Theater: Lynn University’s Jan McArt – a/k/a the First Lady of Florida Theater – has been producing an annual staged concert of a vintage piece of musical theater. This weekend – twice Saturday and again on Sunday afternoon – she directs and appears in 1961’s Milk and Honey, the rarely revived first Broadway show by composer-lyricist Jerry Herman (with a book by Don Appell). As the story of romance between a young American widow and a retired businessman who meet on tour in Israel, it also serves as a tribute to that war-torn nation which is celebrating its 70th anniversary of independence this year. Starring as the central lovers will be Jay Stuart and Rachel Klein, accompanied by a 24-piece version of the Lynn Philharmonia. The venue is the Wold Performing Arts Center on the Lynn campus in Boca Raton. Call 561-237-9000 for reservations and information.

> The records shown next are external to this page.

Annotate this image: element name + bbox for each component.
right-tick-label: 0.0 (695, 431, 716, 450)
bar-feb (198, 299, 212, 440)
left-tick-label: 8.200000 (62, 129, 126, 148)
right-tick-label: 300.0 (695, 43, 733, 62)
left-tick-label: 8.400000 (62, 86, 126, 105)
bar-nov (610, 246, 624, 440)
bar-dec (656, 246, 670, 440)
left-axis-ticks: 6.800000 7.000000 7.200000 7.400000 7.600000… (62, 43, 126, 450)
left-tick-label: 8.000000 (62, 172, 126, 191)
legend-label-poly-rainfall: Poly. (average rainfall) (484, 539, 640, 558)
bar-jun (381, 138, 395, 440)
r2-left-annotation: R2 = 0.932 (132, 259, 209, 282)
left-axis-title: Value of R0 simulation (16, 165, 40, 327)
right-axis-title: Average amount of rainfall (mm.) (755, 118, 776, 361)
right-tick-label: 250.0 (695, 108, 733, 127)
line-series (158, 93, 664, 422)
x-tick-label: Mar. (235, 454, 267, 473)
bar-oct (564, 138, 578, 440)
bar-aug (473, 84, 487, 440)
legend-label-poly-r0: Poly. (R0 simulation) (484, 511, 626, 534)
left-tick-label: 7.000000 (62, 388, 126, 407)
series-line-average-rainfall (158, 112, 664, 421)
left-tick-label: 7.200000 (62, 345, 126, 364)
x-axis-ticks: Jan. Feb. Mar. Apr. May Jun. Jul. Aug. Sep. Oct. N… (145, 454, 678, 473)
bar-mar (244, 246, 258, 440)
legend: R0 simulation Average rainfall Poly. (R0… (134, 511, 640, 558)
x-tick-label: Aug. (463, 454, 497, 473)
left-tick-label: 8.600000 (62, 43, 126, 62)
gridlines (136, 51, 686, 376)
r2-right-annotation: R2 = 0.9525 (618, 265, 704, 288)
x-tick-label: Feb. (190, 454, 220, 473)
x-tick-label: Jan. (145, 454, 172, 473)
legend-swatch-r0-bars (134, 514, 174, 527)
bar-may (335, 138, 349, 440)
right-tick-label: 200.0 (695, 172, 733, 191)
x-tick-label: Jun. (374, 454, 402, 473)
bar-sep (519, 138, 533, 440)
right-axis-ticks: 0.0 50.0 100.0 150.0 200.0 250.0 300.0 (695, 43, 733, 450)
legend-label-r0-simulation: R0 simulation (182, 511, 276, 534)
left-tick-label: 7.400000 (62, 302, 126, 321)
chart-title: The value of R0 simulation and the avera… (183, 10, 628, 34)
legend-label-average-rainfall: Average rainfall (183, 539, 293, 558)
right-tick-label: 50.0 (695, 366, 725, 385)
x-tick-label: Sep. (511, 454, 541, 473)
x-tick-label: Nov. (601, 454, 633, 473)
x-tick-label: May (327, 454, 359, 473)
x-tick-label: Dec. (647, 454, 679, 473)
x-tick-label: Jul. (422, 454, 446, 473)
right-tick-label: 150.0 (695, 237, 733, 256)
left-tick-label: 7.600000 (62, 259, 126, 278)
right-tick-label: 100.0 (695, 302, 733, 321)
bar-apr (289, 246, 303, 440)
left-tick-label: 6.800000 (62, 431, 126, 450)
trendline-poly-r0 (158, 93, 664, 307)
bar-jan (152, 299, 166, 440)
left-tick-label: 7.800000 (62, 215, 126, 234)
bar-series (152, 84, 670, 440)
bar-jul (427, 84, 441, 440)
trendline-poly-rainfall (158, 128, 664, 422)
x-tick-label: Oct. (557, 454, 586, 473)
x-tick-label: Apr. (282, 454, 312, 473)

Music: The birthday of Johann Sebastian Bach will be upon us Tuesday (it’s his 333rd), and there are events to mark it, including Sunday’s concert at St. Paul’s Episcopal Church in Delray Beach, in which the church’s music director, Paul Cienniwa, is joined by Michael Bahmann for a duo-harpsichord version of Bach’s final work, The Art of Fugue, left unfinished at his death in 1750. It’s an extraordinary piece, and well worth hearing in what might have been the instrumentation Bach had in mind (he doesn’t say in the manuscript). And then Tuesday night, Lynn University pianist and pedagogue Roberta Rust brings a group of her students to the Boca Steinway Gallery in Boca Raton for a free concert of music by Bach, billed as part of the Bach in the Subways movement, begun in 2010 by a cellist in New York. Musicians will tell you that no music is quite so nourishing as Bach, and his birthday gives us all a chance to honor his extraordinary gift to the civilization he enriched.